The day after, the counting continues
It's the day after, counties are still counting and there might be a lot of counting yet ahead. Manatee County is tallying 50,000 absentee ballots. A few races are so close that unofficial election returns show a difference of less than half of 1 percent, which will trigger a machine recount of all ballots cast in that race.
The three-member Statewide Canvassing Commission will meet Saturday evening in Tallahassee, after counties send their first unofficial returns to the state by Saturday's noon deadline. That is when the commission would order machine recounts in those close races with a difference of less than half of a percent. The recount could include Constitutional Amendment 3, which at the moment is passing with 60.4 percent of the vote, a 10th of a percentage point below the margin required to put it out of recount range. A statewide machine recount would apply to all 67 counties.
Besides two very close state House races in districts 9 and 11, Secretary of State Kurt Browning said machine recounts may be needed in a circuit judge race in Monroe County and the contest for public defender in the circuit that covers DeSoto, Manatee and Sarasota counties.

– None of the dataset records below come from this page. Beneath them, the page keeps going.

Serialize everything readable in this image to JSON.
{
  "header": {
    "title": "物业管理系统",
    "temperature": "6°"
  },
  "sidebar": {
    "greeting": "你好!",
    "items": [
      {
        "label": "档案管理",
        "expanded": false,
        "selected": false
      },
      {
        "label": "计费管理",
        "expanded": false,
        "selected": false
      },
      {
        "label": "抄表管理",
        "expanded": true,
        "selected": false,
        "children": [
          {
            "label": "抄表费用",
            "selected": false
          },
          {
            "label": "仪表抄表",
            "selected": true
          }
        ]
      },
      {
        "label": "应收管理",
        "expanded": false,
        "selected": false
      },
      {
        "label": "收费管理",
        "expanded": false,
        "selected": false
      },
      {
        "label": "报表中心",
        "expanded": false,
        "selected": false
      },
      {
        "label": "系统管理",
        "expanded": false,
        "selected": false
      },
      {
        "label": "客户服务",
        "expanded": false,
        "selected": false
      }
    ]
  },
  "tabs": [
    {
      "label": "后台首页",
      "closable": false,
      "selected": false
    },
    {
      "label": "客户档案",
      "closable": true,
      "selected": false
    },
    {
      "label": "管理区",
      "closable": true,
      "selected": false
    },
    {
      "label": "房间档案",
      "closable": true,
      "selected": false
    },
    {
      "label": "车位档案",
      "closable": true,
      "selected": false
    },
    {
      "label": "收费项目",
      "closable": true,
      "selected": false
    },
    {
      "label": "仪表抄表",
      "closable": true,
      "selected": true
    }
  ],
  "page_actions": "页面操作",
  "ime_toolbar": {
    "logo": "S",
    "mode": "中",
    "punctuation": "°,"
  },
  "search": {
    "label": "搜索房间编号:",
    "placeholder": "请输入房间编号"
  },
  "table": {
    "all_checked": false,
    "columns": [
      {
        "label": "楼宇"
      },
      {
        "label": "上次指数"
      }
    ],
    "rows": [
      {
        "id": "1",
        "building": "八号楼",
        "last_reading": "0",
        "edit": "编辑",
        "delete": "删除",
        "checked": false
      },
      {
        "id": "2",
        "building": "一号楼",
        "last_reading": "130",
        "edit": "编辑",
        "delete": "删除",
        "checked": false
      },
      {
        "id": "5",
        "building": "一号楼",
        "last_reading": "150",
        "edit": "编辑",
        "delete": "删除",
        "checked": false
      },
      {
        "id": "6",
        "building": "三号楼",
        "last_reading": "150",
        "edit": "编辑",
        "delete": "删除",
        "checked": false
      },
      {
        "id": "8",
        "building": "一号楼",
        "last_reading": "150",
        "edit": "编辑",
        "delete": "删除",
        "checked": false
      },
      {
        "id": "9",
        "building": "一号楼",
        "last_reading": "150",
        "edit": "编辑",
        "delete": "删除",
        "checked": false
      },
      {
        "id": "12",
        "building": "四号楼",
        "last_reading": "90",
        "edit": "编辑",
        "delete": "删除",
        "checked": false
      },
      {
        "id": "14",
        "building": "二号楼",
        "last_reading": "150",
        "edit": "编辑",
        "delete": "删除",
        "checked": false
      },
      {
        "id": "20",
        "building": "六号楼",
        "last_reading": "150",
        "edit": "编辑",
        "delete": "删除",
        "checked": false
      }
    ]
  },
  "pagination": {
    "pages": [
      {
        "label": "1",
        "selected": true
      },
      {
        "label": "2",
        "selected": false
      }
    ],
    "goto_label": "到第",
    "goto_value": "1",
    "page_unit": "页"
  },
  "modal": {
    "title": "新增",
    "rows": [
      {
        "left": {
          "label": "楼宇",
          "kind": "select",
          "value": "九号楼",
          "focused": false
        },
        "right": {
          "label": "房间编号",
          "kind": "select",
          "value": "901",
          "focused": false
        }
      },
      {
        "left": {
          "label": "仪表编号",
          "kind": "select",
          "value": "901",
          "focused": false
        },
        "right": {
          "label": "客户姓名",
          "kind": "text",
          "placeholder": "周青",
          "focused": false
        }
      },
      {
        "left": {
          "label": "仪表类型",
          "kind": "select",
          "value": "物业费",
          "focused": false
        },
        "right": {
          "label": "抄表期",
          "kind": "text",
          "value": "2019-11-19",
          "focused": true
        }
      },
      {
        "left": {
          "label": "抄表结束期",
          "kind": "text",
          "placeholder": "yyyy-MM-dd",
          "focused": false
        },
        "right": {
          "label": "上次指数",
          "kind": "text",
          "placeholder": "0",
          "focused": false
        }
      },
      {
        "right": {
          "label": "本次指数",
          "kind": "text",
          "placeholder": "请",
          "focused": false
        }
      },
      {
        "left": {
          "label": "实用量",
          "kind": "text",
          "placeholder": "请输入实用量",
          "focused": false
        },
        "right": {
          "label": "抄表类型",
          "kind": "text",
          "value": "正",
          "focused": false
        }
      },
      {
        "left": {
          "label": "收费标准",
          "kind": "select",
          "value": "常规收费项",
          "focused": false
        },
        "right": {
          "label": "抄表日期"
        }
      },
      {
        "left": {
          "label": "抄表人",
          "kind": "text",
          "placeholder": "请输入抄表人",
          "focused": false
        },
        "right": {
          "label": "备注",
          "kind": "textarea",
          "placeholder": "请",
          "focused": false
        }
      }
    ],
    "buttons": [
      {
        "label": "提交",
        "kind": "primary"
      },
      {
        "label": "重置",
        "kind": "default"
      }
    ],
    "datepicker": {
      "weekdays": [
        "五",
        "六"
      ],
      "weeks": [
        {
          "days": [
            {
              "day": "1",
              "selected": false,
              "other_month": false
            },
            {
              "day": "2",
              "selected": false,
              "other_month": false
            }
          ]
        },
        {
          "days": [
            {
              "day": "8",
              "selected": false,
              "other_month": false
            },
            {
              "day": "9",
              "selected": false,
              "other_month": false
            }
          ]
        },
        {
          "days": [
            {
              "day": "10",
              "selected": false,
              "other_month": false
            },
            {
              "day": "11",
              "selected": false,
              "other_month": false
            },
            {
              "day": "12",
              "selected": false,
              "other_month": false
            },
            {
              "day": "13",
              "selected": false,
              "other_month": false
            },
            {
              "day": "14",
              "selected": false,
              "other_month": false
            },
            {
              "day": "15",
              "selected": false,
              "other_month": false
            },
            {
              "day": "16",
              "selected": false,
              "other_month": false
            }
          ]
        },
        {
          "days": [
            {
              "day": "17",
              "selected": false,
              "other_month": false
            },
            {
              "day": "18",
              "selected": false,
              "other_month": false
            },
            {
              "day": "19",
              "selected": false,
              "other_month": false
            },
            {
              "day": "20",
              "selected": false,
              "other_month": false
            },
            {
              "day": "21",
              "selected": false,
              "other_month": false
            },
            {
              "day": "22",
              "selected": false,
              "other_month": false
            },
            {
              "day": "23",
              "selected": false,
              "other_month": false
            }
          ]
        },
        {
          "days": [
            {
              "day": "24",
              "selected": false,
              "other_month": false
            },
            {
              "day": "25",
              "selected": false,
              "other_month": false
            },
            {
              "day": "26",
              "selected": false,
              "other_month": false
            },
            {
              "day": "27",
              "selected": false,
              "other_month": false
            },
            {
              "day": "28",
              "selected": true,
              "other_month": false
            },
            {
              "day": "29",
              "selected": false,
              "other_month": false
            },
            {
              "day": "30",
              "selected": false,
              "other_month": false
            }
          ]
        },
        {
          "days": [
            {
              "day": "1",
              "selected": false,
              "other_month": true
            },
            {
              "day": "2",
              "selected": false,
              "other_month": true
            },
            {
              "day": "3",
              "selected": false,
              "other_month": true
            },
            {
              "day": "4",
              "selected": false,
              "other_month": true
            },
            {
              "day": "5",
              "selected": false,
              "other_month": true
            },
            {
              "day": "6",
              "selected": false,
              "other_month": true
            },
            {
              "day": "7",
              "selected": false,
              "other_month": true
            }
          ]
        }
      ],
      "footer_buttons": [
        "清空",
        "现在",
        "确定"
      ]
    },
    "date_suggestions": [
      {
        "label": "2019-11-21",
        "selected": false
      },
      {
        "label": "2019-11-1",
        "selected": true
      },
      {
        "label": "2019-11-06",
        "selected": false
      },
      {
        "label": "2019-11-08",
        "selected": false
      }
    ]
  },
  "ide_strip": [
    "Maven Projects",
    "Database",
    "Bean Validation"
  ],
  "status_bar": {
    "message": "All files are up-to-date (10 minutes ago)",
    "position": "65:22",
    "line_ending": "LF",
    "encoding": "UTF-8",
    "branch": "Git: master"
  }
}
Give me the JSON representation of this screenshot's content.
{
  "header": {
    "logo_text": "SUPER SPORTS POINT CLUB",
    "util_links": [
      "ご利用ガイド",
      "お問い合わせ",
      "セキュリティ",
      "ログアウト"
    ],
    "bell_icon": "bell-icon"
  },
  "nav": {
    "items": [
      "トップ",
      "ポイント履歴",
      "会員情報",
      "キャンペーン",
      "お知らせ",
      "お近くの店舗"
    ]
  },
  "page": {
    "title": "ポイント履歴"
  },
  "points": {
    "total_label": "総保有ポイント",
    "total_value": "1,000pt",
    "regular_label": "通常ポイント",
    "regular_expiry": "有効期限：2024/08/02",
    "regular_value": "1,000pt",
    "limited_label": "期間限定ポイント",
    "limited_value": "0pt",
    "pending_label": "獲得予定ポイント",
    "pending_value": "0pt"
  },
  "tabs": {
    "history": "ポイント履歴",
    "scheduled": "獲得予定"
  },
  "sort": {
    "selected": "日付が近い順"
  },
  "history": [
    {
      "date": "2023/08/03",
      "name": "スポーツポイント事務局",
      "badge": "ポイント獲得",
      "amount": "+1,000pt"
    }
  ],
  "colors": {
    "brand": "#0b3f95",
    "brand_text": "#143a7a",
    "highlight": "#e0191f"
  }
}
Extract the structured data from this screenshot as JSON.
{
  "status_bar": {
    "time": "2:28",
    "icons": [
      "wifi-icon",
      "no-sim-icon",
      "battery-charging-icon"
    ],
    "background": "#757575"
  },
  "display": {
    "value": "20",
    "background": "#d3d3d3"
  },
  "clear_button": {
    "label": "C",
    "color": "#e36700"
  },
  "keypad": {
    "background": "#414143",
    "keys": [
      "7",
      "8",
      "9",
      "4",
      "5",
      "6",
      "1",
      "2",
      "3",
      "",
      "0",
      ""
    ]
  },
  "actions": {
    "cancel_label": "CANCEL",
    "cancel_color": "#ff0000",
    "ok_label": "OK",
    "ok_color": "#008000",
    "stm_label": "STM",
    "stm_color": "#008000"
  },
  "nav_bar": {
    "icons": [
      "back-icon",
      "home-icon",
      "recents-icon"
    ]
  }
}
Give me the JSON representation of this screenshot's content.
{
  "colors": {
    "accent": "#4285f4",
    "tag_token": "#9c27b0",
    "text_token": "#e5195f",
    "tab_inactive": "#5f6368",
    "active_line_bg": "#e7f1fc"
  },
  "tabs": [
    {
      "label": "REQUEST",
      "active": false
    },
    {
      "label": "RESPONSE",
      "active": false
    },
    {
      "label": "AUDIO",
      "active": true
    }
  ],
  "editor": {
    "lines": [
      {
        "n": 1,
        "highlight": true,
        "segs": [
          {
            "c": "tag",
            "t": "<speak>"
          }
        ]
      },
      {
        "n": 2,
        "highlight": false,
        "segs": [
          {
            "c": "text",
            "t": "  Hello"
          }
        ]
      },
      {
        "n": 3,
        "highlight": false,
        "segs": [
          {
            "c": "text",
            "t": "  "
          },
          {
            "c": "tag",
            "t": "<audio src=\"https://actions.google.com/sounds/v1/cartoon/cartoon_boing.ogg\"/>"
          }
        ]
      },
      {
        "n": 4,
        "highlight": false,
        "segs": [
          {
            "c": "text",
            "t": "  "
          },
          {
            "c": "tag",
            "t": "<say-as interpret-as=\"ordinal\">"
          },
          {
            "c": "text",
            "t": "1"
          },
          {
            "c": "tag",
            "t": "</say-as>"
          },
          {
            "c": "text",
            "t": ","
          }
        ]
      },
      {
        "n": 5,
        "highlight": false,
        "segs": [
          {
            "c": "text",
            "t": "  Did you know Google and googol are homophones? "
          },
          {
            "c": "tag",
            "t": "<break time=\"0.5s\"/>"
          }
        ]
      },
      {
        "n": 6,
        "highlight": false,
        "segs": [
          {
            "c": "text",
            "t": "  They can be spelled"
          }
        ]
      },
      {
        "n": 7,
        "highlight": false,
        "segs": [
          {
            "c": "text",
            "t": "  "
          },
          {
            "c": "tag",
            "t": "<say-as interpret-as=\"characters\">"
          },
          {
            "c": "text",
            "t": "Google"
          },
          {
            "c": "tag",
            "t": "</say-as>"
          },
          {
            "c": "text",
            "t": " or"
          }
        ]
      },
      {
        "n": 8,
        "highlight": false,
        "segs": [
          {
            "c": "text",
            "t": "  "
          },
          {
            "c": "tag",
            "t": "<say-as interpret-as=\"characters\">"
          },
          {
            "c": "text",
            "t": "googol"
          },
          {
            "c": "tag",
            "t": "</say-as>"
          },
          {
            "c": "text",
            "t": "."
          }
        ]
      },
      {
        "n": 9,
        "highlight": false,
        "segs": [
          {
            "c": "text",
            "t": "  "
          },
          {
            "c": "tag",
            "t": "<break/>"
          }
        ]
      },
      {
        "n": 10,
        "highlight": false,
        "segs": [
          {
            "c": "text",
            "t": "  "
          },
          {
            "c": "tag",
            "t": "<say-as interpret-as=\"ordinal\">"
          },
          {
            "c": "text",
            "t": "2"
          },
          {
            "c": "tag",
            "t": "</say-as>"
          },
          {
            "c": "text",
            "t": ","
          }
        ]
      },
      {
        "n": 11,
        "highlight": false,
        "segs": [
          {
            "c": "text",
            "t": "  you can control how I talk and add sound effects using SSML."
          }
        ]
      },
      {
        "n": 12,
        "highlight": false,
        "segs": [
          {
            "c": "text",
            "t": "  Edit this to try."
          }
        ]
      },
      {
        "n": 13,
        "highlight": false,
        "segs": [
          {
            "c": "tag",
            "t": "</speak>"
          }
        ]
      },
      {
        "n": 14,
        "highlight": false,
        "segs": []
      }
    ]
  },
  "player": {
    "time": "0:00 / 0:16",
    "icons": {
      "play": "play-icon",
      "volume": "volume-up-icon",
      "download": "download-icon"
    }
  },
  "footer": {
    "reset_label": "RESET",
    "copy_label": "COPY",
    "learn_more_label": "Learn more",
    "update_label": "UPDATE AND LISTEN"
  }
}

Browning is still awaiting provisional ballot totals from all 67 counties. (They will be posted on the state elections web site, www.dos.state.fl.us, later on Wednesday.)
So why wasn't turnout higher? Projections had turnout statewide at 80 to 85 percent, but the final figure will be in the low 70s. Browning's explanation: "I don't have one. I really don't. I think everybody came to the party early." The level of the voters' engagement was "not to the extent that I thought they would be," he said.